C.    Donatella, ti prego, non aver paura. Ti assicuro che non sono un maniaco, non sono un pazzo. Proprio perché non sai chi sono né io so chi sei tu, mi è venuta l’idea di fare questo gioco. Dobbiamo continuare a non conoscerci, a non vederci, se vogliamo che i due giovani si ritrovino.

D.    (voce) Mh! Forse comincio a capire.

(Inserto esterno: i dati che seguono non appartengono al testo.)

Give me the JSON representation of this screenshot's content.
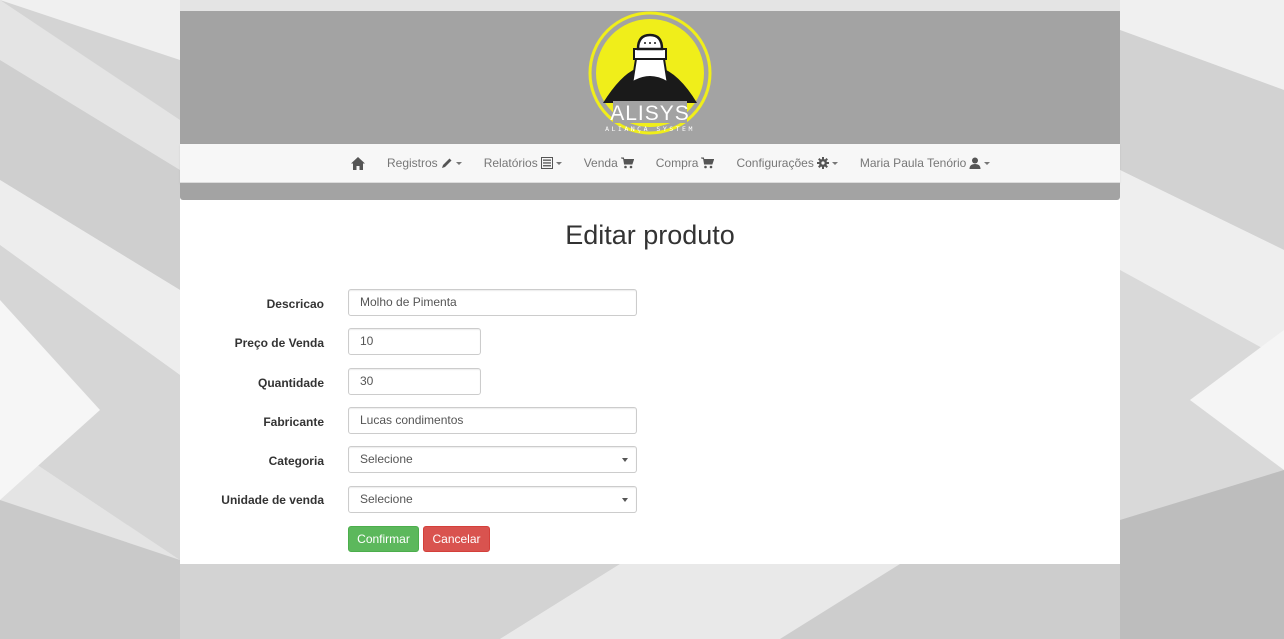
{
  "brand": {
    "name": "ALISYS",
    "tagline": "ALIANÇA SYSTEM"
  },
  "nav": {
    "home_icon": "home-icon",
    "items": [
      {
        "label": "Registros",
        "icon": "pencil-icon",
        "dropdown": true
      },
      {
        "label": "Relatórios",
        "icon": "list-alt-icon",
        "dropdown": true
      },
      {
        "label": "Venda",
        "icon": "shopping-cart-icon",
        "dropdown": false
      },
      {
        "label": "Compra",
        "icon": "shopping-cart-icon",
        "dropdown": false
      },
      {
        "label": "Configurações",
        "icon": "cog-icon",
        "dropdown": true
      },
      {
        "label": "Maria Paula Tenório",
        "icon": "user-icon",
        "dropdown": true
      }
    ]
  },
  "page": {
    "title": "Editar produto"
  },
  "form": {
    "descricao": {
      "label": "Descricao",
      "value": "Molho de Pimenta"
    },
    "preco": {
      "label": "Preço de Venda",
      "value": "10"
    },
    "quantidade": {
      "label": "Quantidade",
      "value": "30"
    },
    "fabricante": {
      "label": "Fabricante",
      "value": "Lucas condimentos"
    },
    "categoria": {
      "label": "Categoria",
      "value": "Selecione"
    },
    "unidade": {
      "label": "Unidade de venda",
      "value": "Selecione"
    }
  },
  "buttons": {
    "confirm": "Confirmar",
    "cancel": "Cancelar"
  },
  "colors": {
    "header_bg": "#a3a3a3",
    "logo_yellow": "#f0ee1a",
    "success": "#5cb85c",
    "danger": "#d9534f"
  }
}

C.    Bene. Sono contento. Vieni e sii serena. Noi due, anziani signori, avremo modo e tempo di conoscerci, se vorremo. Ma ora pensiamo a loro, ai due giovani.

D.    (voce) D’accordo. Arrivo. (riattacca il citofono. Dopo qualche secondo la si sente suonare)

C.    (Con la mascherina sugli occhi a tentoni va ad aprire la porta) Spero che tu non stia barando e che abbia gli occhi bendati perché altrimenti sarebbe una delusione immensa.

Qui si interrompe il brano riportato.